Inequality and the Path to a PhD
Andrew Van Dam at WP:
In 1970, just 1 in 5 U.S.-born PhD graduates in economics had a parent with a graduate degree. Now? Two-thirds of them do, according to a new analysis from the Peterson Institute for International Economics. The trends are similar for other fields (and for foreign-born students), but economics is off the charts.
This partly reflects population trends: Over that same period, the share of parents with graduate degrees and college-age children rose 10 percentage points, to 14 percent, our analysis of Census Bureau data shows. But compared with the typical American, a typical new economist is about five times more likely to have a parent with a graduate degree.
The new analysis comes from Anna Stansbury of the Massachusetts Institute of Technology and University of Michigan graduate student Robert Schultz, who got their hands on detailed data on U.S. PhD recipients going back more than 50 years. The data includes extensive information about almost half a million recipients in the 2010-to-2018 period alone.
It shows that the elite dominate even more among the top schools that produce about half of all future economics professors. Among the top 15 programs, 78 percent of new PhDs since 2010 had a parent with a graduate degree while just 6 percent are first-generation college students.

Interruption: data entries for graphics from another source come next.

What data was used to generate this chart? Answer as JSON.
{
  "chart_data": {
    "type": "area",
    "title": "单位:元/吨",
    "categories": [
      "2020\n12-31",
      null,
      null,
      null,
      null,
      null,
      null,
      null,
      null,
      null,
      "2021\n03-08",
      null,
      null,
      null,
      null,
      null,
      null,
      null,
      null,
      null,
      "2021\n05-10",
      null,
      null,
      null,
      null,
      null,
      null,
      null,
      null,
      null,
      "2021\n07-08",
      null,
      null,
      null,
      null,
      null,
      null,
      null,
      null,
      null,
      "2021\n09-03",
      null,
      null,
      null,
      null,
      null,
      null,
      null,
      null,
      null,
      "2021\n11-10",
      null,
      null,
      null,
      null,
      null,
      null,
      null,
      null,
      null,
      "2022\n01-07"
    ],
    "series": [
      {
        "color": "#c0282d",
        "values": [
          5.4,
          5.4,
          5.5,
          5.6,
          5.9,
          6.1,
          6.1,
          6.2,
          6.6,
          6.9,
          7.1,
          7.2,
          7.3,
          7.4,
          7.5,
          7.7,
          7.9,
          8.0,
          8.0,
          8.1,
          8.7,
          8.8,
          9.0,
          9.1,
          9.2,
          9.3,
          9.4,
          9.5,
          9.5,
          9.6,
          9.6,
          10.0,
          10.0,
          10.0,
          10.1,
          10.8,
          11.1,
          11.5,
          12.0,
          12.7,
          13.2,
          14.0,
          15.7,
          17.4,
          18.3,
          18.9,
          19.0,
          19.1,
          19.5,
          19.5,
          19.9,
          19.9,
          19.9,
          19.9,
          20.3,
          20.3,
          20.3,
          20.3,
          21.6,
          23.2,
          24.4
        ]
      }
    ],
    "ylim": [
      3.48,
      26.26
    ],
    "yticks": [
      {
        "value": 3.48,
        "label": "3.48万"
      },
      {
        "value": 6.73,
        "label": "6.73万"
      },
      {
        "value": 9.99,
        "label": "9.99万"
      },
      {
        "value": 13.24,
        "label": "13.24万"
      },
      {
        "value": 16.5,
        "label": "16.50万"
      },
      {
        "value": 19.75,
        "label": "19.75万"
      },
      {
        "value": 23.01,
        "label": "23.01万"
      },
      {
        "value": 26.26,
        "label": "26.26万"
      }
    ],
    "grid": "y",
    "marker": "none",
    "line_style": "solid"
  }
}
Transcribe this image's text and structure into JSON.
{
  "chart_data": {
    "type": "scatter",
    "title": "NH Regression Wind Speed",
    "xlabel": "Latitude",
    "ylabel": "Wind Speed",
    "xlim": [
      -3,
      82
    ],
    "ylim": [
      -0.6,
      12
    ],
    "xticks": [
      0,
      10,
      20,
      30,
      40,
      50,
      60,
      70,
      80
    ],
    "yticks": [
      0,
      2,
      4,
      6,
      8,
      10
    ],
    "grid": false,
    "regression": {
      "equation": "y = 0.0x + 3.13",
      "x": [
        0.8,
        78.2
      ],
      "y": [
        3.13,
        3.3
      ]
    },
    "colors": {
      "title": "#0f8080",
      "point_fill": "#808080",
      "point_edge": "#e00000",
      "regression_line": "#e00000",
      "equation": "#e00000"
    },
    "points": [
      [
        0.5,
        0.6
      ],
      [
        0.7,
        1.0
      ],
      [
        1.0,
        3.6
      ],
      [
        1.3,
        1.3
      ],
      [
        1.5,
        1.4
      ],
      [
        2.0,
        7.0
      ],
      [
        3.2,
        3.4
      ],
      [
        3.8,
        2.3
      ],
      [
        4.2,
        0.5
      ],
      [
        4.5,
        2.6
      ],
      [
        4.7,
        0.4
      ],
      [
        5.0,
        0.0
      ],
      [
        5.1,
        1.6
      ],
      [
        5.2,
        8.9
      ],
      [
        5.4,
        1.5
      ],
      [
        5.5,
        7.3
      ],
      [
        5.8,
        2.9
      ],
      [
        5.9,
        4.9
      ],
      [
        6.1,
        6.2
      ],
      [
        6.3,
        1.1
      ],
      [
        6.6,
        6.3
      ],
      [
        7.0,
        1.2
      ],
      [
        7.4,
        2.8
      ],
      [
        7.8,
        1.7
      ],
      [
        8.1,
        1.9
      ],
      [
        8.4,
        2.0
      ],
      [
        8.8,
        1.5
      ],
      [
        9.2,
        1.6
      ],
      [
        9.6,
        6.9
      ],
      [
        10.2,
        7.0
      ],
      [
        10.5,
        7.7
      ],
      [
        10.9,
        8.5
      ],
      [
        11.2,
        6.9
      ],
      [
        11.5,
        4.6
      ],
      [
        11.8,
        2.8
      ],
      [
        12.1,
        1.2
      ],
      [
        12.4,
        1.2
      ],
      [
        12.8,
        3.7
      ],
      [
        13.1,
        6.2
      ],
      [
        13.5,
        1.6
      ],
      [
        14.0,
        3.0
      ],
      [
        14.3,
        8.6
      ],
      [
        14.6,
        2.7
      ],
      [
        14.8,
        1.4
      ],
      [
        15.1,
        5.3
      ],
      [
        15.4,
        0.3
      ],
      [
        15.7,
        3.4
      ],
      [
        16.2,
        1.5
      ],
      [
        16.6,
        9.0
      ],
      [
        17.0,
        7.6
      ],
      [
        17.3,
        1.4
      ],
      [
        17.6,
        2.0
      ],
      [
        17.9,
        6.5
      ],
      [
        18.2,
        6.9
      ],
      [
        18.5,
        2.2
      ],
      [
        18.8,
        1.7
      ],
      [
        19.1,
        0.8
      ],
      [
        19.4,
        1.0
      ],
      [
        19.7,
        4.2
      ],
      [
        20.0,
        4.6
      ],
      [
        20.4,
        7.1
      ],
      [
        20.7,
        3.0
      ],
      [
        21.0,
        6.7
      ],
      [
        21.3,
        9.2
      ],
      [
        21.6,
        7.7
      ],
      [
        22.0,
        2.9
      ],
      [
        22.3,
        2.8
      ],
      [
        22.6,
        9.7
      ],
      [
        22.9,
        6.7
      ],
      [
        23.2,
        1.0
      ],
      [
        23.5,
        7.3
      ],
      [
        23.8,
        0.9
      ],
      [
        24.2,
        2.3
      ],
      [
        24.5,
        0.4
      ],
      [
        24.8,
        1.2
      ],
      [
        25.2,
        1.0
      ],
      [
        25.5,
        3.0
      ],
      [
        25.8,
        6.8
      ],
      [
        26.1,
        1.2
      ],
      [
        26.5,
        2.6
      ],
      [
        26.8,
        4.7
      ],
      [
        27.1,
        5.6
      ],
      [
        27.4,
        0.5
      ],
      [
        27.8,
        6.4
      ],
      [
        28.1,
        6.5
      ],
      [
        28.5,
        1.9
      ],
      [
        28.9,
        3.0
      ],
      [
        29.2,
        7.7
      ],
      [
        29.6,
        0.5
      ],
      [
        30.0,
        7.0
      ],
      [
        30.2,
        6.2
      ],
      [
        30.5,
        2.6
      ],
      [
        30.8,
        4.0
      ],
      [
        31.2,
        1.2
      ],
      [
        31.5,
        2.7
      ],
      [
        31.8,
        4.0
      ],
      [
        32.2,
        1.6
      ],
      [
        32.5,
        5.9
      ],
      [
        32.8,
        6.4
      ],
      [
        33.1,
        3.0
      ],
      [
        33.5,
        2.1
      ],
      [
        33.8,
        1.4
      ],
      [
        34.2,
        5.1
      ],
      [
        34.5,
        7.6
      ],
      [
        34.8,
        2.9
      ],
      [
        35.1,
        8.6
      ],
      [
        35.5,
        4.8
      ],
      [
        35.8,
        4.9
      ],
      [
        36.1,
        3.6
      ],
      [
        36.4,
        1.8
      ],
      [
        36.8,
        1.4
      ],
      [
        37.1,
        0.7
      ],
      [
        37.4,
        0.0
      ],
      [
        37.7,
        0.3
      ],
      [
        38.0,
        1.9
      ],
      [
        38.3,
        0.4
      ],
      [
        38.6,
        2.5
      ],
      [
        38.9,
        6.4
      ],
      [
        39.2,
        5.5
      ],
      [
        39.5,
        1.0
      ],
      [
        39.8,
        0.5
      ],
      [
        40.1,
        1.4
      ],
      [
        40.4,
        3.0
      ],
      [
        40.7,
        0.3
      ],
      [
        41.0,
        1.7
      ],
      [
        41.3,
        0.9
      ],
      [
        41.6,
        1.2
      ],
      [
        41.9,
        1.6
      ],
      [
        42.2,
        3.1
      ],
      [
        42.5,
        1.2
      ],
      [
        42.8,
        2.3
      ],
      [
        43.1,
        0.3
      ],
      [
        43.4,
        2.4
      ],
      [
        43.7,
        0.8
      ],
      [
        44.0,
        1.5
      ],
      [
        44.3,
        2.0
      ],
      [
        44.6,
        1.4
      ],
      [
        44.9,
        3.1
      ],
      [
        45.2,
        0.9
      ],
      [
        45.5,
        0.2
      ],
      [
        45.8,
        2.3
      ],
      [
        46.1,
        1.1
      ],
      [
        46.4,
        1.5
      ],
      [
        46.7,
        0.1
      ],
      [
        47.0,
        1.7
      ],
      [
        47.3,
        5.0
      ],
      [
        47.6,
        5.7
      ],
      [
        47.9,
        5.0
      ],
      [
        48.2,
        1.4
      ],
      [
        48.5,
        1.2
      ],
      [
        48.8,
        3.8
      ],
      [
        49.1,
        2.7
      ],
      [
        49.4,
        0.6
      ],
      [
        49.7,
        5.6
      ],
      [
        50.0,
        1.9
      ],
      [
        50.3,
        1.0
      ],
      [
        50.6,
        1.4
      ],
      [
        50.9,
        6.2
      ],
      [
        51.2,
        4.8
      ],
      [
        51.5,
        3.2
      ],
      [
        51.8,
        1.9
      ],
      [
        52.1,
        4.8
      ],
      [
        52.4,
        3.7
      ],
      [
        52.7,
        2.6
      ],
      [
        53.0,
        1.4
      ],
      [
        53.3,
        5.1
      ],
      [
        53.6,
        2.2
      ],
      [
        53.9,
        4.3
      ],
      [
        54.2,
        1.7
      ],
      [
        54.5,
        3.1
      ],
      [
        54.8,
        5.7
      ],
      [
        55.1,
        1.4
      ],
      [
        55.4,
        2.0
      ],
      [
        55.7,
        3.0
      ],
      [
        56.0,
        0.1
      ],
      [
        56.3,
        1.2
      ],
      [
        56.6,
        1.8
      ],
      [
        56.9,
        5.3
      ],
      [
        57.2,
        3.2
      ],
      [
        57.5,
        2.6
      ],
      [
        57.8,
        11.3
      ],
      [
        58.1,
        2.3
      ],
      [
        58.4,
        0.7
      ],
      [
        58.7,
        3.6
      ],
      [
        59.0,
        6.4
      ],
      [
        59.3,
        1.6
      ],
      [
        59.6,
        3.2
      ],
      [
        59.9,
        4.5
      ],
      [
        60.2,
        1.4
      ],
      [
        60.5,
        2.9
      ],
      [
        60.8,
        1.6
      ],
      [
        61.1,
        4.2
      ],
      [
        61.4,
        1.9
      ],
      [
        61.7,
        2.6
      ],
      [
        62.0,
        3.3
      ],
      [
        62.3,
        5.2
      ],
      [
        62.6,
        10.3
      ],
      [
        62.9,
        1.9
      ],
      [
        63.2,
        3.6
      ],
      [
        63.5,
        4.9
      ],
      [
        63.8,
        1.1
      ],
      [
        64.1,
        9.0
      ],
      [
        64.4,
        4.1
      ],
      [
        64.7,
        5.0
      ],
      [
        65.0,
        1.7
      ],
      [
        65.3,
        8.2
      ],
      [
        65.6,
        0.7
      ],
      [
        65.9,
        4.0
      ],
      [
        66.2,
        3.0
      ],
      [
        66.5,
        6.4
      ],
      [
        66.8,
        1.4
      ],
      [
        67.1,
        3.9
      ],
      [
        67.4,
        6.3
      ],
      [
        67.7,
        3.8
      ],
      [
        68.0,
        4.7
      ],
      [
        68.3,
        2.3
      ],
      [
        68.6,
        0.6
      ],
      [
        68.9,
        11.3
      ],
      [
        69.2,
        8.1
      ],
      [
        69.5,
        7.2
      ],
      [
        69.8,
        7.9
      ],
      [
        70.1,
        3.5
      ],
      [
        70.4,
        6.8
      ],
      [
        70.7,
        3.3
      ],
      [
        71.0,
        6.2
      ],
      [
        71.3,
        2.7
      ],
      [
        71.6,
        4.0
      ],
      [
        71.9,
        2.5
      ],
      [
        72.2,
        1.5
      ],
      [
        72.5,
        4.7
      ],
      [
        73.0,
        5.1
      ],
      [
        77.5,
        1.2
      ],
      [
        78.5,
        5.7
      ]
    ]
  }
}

To an outsider, the long path to a professorship can seem frustratingly opaque, particularly in economics. PhD programs tend to require a hidden curriculum of classes in subjects such as mathematics that are not technically required for economics majors. If you discover economics late in your college career and don’t have expert guidance, it might already be too late to get on the PhD track. Similar hidden hurdles lurk in the job market and academic publishing.
University of Southern California economist Robert Metcalfe said the hidden curriculum is just the beginning. Elite social networks determine which economists get accepted at top schools and published in top journals, and it can be difficult for first-generation students such as himself to break in.
“I’m always on catch-up. That’s because I come from a background that didn’t know anything about academia,” said Metcalfe, who grew up in southern Wales in the United Kingdom, where his dad worked as a warehouse man at a brewery while his mom stayed home to raise four kids. “I got tenured before the age of 40, but I just feel like I’m always one step behind in the academy.”